Wenn sie sich begegnen, kann es lebensgefährlich werden, das beweist wieder einmal der Tod einer Radfahrerin vor einigen Tagen in Berlin am Kottbuser Tor. Die Ursache: Ein LKW Fahrer hat die Frau übersehen, als er rechts abbiegen wollte. Aus eigener Erfahrung; ich habe von 1989 bis 1994 einen MAN Gliederzug (LKW mit Anhänger)  gefahren und war in der neuen großen Bundesrepublik unterwegs. Seinerzeit war die Schar der Radfahrer in den Großstädten noch überschaubar und auch die Flotte der Vierzigtonner war lange nicht in dem Umfang in deutschen Metropolen anzutreffen, wie es heute alltäglich ist. Ich fuhr einen Kühlzug, mit dem ich ausschließlich Molkereiprodukte transportierte. Fünf Jahre war ich auf Achse, auch an den Wochenenden, kannte fast jede deutsche Großstadt und bin wohl hunderte –ja vielleicht tausend Mal sowohl links als auch rechts abgebogen.
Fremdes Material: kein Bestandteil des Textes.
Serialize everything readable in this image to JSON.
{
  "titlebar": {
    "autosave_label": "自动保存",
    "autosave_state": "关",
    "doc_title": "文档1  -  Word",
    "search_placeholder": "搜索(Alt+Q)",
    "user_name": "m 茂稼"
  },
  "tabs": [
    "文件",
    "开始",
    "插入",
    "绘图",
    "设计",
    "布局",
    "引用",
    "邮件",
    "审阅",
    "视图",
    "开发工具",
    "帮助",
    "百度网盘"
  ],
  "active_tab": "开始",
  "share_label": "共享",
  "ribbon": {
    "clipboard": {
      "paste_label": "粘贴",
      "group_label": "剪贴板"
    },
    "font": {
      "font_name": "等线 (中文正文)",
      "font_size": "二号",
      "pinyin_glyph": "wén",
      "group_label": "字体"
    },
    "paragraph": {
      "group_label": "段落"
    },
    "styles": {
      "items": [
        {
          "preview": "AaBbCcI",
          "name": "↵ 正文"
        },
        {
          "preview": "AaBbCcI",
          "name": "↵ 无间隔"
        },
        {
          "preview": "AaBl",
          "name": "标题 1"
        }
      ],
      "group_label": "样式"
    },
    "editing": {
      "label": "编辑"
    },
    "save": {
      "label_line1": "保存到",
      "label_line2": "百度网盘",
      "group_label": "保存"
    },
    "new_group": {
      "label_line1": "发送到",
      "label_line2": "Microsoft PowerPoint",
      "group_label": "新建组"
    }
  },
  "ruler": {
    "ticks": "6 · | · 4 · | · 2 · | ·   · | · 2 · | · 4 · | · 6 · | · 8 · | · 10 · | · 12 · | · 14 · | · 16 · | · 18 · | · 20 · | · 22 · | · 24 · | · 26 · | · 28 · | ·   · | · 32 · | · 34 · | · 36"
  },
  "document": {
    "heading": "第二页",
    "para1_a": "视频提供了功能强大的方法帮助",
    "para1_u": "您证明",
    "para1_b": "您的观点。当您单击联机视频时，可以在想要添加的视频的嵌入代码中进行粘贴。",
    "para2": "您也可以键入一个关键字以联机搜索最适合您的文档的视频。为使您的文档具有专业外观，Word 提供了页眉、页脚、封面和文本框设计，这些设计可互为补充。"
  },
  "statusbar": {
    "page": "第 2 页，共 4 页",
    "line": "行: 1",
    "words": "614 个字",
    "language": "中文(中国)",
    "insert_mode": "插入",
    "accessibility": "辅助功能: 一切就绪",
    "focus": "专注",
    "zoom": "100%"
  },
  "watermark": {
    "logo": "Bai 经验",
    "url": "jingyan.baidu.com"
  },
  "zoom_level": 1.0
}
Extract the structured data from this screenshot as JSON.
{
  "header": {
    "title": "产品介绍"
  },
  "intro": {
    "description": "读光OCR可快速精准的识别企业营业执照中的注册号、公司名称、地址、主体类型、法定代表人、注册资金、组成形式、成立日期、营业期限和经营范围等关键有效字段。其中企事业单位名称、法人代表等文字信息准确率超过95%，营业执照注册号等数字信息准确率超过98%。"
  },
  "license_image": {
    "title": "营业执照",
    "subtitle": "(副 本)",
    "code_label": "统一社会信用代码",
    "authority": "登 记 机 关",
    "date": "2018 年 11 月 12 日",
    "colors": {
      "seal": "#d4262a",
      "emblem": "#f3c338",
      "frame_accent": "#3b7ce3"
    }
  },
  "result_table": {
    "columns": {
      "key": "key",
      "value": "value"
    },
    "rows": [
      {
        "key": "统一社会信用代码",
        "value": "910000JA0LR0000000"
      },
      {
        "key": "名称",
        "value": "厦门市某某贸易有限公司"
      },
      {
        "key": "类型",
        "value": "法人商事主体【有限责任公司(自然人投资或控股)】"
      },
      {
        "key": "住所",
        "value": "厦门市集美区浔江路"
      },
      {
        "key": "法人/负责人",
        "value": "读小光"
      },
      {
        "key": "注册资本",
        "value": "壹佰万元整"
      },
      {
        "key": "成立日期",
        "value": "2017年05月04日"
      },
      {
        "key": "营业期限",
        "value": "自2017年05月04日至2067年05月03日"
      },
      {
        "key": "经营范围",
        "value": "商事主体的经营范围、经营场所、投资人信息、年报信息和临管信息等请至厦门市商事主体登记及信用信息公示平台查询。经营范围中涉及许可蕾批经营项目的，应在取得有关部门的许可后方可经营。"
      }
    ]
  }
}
Nie in den Innenstädten, soweit hat man uns nicht hinein gelassen. Es entstand nie eine brenzlige Situation. Radfahrer/innen waren stets sehr wachsam, suchten SEHR häufig den Augenkontakt und näherten sich  - ebenso wie ich mich, der Kreuzung.

Heute – knapp 30 Jahre später ergibt sich ein völlig verändertes, verstörendes Bild: 1. Die Anzahl der Fahrradfahrer/innen hat sich vervielfacht,  2. Blickkontakt wird vermieden, 3. die Kreuzung muss in rasanter Fahrt (auch bei roter Ampel) passiert werden, 4. die ersten Fahrräder stehen bereits im Wartemodus zur Hälfte auf der Fahrbahn, über die in wenigen Augenblicken die rechten Räder des abbiegenden Lasters rollen werden…. Ich beobachte immer wieder Brummifahrer beim rechts abbiegen, sehe wie sie sich verrenken, um in alle Spiegel und auf den Fahrradweg schauen zu können. Man kann ihre Anspannung sehen, fühlen, so sehr steht sie ihnen ins Gesicht geschrieben. Es  sind alte Hasen darunter, die sicher schon viele Jahre Erfahrung auf ihrem Bock gesammelt haben – und dann stehen sie in Berlin an einer Kreuzung und trauen sich nicht abzubiegen, weil der Strom der Fahrräder nicht abreißt und einige Haudegen in quietschbuntem, hautengen Ninja Warrior Dress dermaßen angeflogen kommen, ( mit grimmigem, starr geradeaus gerichteten Blick) so dass jeder Abbiegeassistent überfordert wäre .Sie sind wahre Krieger und fahren, als ob sie in einer virtuellen Welt unzerstörbar unterwegs wären. Manchmal; der Radweg ist eben noch frei; blitzt es im Augenwinkel kurz und bunt auf und wird zu einem von dannen sausenden – Radfahrer…. Es dauert einen Augenblick, bis der Schock verflogen ist.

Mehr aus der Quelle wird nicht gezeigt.